The Unsolicited Electronic Mail Act, which requires accurate return addresses on unsolicited commercial e-mail and makes it illegal to continue sending junk e-mail to someone after theyhave asked to be removed from a distribution list, passed 427 to 1.
The bill's sponsor, Representative Heather Wilson, a Republican from New Mexico, said passage of the act was the culmination of more than a year of coalition building after spam bills with similar intent became bogged down in U.S. Congress two years ago.
"We are one big step closer to providing consumers with the ability to free themselves from the annoying and sometimes offensive flood of junk e-mail clogging their computers," Wilson said in a statement.
Wilson argued that the amount of junk e-mail that contains pornographic solicitations or links to X-rated Web sites was one reason the bill should pass. But she also was driven by ISPs who complained that junk e-mail harms their operations by tying up and sometimes crashing their servers.
The bill provides relief for ISPs by allowing them to sue spammers for US$500 per message if they violate the ISPs' junk e-mail policy. The bill also would require ISPs to let their customers "opt out," or remove their names from junk e-mail lists, if the ISP profits from allowing the spam into their system.
The bill additionally would set a penalty for continuing to send junk e-mail after someone has asked for it to stop and would require unsolicited commercial e-mail to be labeled.
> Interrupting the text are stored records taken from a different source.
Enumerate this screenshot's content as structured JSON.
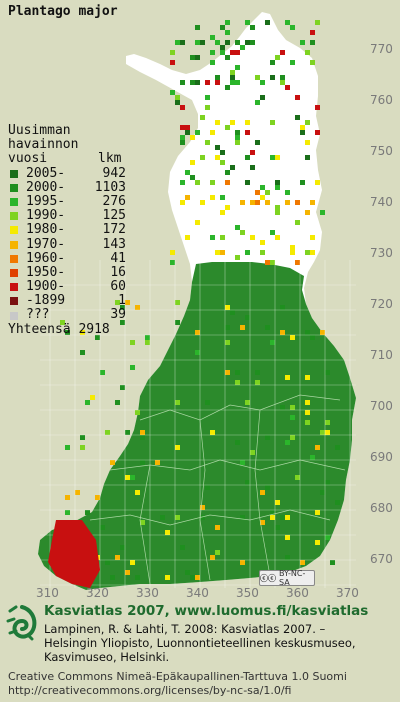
{
  "title": "Plantago major",
  "legend": {
    "header": [
      "Uusimman",
      "havainnon",
      "vuosi"
    ],
    "count_header": "lkm",
    "rows": [
      {
        "label": "2005-",
        "count": "942",
        "color": "#1a6e1a"
      },
      {
        "label": "2000-",
        "count": "1103",
        "color": "#1f8f1f"
      },
      {
        "label": "1995-",
        "count": "276",
        "color": "#2bb52b"
      },
      {
        "label": "1990-",
        "count": "125",
        "color": "#7ed321"
      },
      {
        "label": "1980-",
        "count": "172",
        "color": "#f5ea00"
      },
      {
        "label": "1970-",
        "count": "143",
        "color": "#f5b400"
      },
      {
        "label": "1960-",
        "count": "41",
        "color": "#f07800"
      },
      {
        "label": "1950-",
        "count": "16",
        "color": "#e04000"
      },
      {
        "label": "1900-",
        "count": "60",
        "color": "#c81010"
      },
      {
        "label": "-1899",
        "count": "1",
        "color": "#7a1010"
      },
      {
        "label": "???",
        "count": "39",
        "color": "#c8c8c8"
      }
    ],
    "total": "Yhteensä 2918"
  },
  "y_ticks": [
    "770",
    "760",
    "750",
    "740",
    "730",
    "720",
    "710",
    "700",
    "690",
    "680",
    "670"
  ],
  "x_ticks": [
    "310",
    "320",
    "330",
    "340",
    "350",
    "360",
    "370"
  ],
  "license_badge": "BY-NC-SA",
  "footer": {
    "headline": "Kasviatlas 2007, www.luomus.fi/kasviatlas",
    "citation": [
      "Lampinen, R. & Lahti, T. 2008: Kasviatlas 2007. –",
      "Helsingin Yliopisto, Luonnontieteellinen keskusmuseo,",
      "Kasvimuseo, Helsinki."
    ],
    "license_lines": [
      "Creative Commons Nimeä-Epäkaupallinen-Tarttuva 1.0 Suomi",
      "http://creativecommons.org/licenses/by-nc-sa/1.0/fi"
    ]
  }
}
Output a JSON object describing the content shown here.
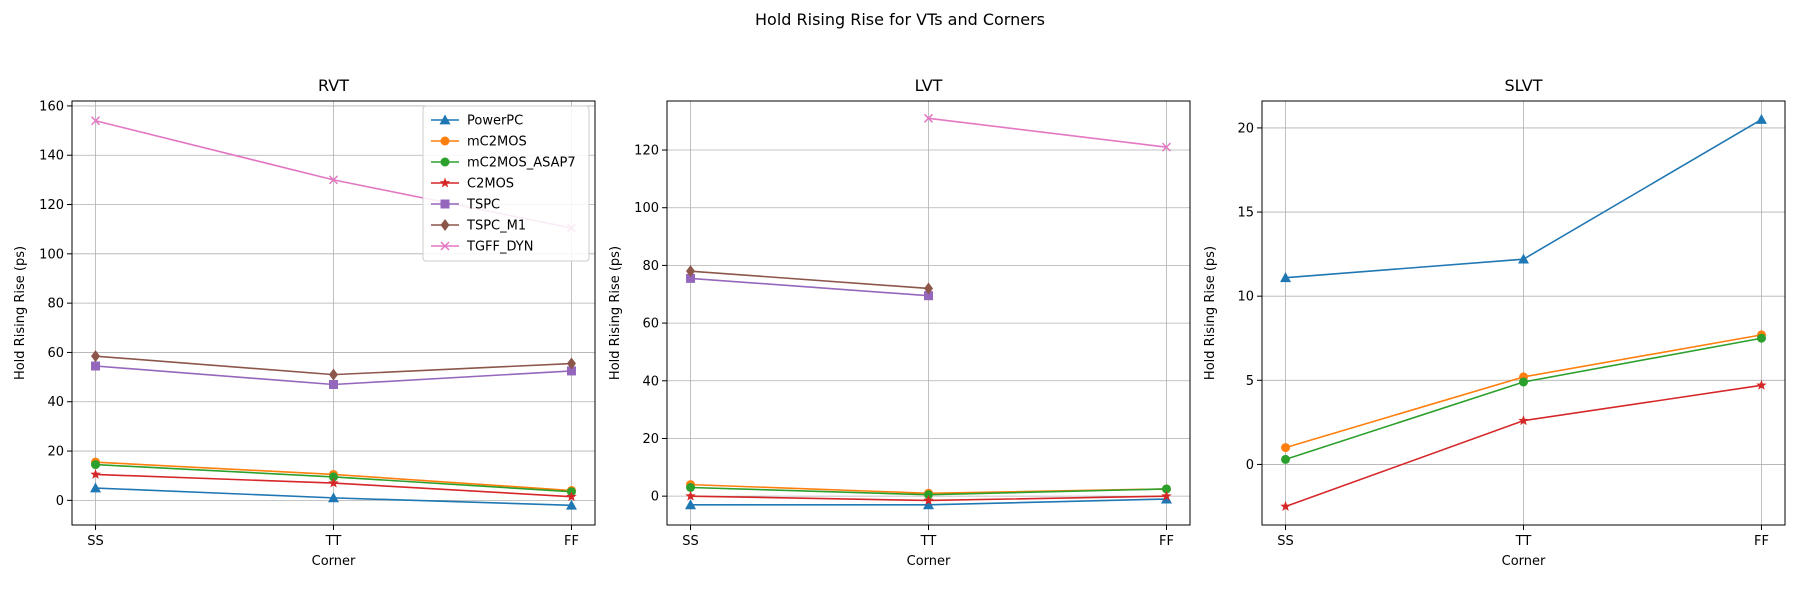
{
  "figure": {
    "suptitle": "Hold Rising Rise for VTs and Corners"
  },
  "chart_data": [
    {
      "type": "line",
      "title": "RVT",
      "xlabel": "Corner",
      "ylabel": "Hold Rising Rise (ps)",
      "categories": [
        "SS",
        "TT",
        "FF"
      ],
      "ylim": [
        -10,
        162
      ],
      "yticks": [
        0,
        20,
        40,
        60,
        80,
        100,
        120,
        140,
        160
      ],
      "grid": true,
      "legend": "upper-right",
      "series": [
        {
          "name": "PowerPC",
          "color": "#1f77b4",
          "marker": "triangle",
          "values": [
            5.0,
            1.0,
            -2.0
          ]
        },
        {
          "name": "mC2MOS",
          "color": "#ff7f0e",
          "marker": "circle",
          "values": [
            15.5,
            10.5,
            4.0
          ]
        },
        {
          "name": "mC2MOS_ASAP7",
          "color": "#2ca02c",
          "marker": "circle",
          "values": [
            14.5,
            9.5,
            3.5
          ]
        },
        {
          "name": "C2MOS",
          "color": "#d62728",
          "marker": "star",
          "values": [
            10.5,
            7.0,
            1.5
          ]
        },
        {
          "name": "TSPC",
          "color": "#9467bd",
          "marker": "square",
          "values": [
            54.5,
            47.0,
            52.5
          ]
        },
        {
          "name": "TSPC_M1",
          "color": "#8c564b",
          "marker": "diamond",
          "values": [
            58.5,
            51.0,
            55.5
          ]
        },
        {
          "name": "TGFF_DYN",
          "color": "#e377c2",
          "marker": "x",
          "values": [
            154.0,
            130.0,
            110.5
          ]
        }
      ]
    },
    {
      "type": "line",
      "title": "LVT",
      "xlabel": "Corner",
      "ylabel": "Hold Rising Rise (ps)",
      "categories": [
        "SS",
        "TT",
        "FF"
      ],
      "ylim": [
        -10,
        137
      ],
      "yticks": [
        0,
        20,
        40,
        60,
        80,
        100,
        120
      ],
      "grid": true,
      "series": [
        {
          "color": "#1f77b4",
          "marker": "triangle",
          "values": [
            -3.0,
            -3.0,
            -1.0
          ]
        },
        {
          "color": "#ff7f0e",
          "marker": "circle",
          "values": [
            4.0,
            1.0,
            2.5
          ]
        },
        {
          "color": "#2ca02c",
          "marker": "circle",
          "values": [
            3.0,
            0.5,
            2.5
          ]
        },
        {
          "color": "#d62728",
          "marker": "star",
          "values": [
            0.0,
            -1.5,
            0.0
          ]
        },
        {
          "color": "#9467bd",
          "marker": "square",
          "values": [
            75.5,
            69.5,
            null
          ]
        },
        {
          "color": "#8c564b",
          "marker": "diamond",
          "values": [
            78.0,
            72.0,
            null
          ]
        },
        {
          "color": "#e377c2",
          "marker": "x",
          "values": [
            null,
            131.0,
            121.0
          ]
        }
      ]
    },
    {
      "type": "line",
      "title": "SLVT",
      "xlabel": "Corner",
      "ylabel": "Hold Rising Rise (ps)",
      "categories": [
        "SS",
        "TT",
        "FF"
      ],
      "ylim": [
        -3.6,
        21.6
      ],
      "yticks": [
        0,
        5,
        10,
        15,
        20
      ],
      "grid": true,
      "series": [
        {
          "color": "#1f77b4",
          "marker": "triangle",
          "values": [
            11.1,
            12.2,
            20.5
          ]
        },
        {
          "color": "#ff7f0e",
          "marker": "circle",
          "values": [
            1.0,
            5.2,
            7.7
          ]
        },
        {
          "color": "#2ca02c",
          "marker": "circle",
          "values": [
            0.3,
            4.9,
            7.5
          ]
        },
        {
          "color": "#d62728",
          "marker": "star",
          "values": [
            -2.5,
            2.6,
            4.7
          ]
        }
      ]
    }
  ]
}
Under the terms of the bill, it would be a misdemeanor criminal offense when spammers intentionally use fraudulent return addresses or routing information.
Senator Conrad Burns, a Republican from Montana, has introduced a similar version of Wilson'sbill in the U.S. Senate.
The one person to vote against the Unsolicited Electronic Mail Act Tuesday was Ron Paul, a Republican from Texas.